I have done much more complex and almost-automatic topological analysis (of Polish Wikipedia).
If you can read Polish or think that you can find out what's going on by just looking at numbers and lists, check: http://pl.wikipedia.com/wiki.cgi?Taw/Topologia_Wikipedii (stats are a couple days old)
Things that are done before computations: * all empty, talk and user pages are removed * all links to redirects are replaced by links to final articles, and then redirects are removed
(About 1) Stats for Polish Wikipedia: * not accessible 227 ( 4.716393102%) * main page 1 ( 0.02077706212%) * 1 hop 78 ( 1.620610846%) * 2 hops 1199 (24.91169749%) * 3 hops 2492 (51.77643881%) * 4 hops 614 (12.75711614%) * 5 hops 175 ( 3.635985872%) * 6 hops 22 ( 0.4570953667%) * 7 hops 5 ( 0.1038853106%)
(About 2) Much more interesting patterns can be found.
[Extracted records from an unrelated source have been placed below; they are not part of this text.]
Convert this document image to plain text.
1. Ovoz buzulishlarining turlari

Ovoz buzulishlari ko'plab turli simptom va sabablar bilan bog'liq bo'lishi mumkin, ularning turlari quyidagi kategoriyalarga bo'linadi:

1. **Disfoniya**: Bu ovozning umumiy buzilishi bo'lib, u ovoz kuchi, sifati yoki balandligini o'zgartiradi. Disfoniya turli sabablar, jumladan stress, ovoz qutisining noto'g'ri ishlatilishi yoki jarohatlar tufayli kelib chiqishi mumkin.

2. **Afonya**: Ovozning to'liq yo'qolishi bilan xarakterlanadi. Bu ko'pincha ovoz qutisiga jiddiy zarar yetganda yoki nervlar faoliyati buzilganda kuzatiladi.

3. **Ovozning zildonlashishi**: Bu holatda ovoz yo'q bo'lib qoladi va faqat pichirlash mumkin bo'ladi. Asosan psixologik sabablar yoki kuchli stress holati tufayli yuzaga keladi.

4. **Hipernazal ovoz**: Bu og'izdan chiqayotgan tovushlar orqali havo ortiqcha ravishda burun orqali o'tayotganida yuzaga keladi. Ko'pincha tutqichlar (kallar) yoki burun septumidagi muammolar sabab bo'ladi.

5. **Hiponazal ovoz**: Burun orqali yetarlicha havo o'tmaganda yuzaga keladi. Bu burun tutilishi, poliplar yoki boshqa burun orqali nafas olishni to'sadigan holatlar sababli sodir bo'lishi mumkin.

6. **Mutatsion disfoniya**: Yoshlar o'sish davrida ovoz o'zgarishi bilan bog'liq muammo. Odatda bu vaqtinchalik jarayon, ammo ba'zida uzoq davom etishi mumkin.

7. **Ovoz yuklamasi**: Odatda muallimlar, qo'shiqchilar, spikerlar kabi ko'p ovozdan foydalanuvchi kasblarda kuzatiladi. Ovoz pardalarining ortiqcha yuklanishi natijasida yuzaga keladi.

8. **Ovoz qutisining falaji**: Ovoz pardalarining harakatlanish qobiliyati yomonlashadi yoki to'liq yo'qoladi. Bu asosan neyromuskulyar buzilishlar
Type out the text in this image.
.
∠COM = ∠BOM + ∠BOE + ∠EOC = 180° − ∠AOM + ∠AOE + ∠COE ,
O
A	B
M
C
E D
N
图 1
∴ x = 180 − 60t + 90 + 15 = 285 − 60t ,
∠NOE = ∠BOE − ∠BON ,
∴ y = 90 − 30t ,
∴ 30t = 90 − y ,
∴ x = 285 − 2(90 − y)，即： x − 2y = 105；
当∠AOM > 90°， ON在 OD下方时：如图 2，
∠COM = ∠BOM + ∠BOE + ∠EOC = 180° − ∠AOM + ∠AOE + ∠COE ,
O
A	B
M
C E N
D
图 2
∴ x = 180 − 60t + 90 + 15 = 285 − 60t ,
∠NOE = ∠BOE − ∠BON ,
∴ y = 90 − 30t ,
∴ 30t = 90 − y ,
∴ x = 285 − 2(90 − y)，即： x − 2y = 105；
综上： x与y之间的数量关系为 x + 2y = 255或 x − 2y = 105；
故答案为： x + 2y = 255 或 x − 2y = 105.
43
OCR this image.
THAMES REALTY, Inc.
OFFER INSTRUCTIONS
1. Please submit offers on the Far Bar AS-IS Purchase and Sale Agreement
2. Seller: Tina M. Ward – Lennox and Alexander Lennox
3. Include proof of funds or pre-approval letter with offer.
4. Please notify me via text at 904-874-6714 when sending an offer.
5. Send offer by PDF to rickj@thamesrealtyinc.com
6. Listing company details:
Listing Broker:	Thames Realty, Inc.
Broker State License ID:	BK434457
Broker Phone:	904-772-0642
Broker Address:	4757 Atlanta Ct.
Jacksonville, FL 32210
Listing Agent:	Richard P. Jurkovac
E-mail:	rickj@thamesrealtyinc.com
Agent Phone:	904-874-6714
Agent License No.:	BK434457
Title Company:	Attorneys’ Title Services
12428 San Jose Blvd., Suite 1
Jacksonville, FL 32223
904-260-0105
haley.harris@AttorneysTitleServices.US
Don't forget about articles linked from talk pages and yearbook pages.
(About 3) One most interesting thing computed "importance of links on main page". Algoritm is simple - sum of distances from main page to each non-orphan node is computed, and link is as valuable as much it improves this number. Both links-to-be-added and links-to-be-removed are computed. We have now rather more useful main page.
(and ...) If anybody wants the scripts, tell me, but expect to do some work to adapt it to other Wikipedia.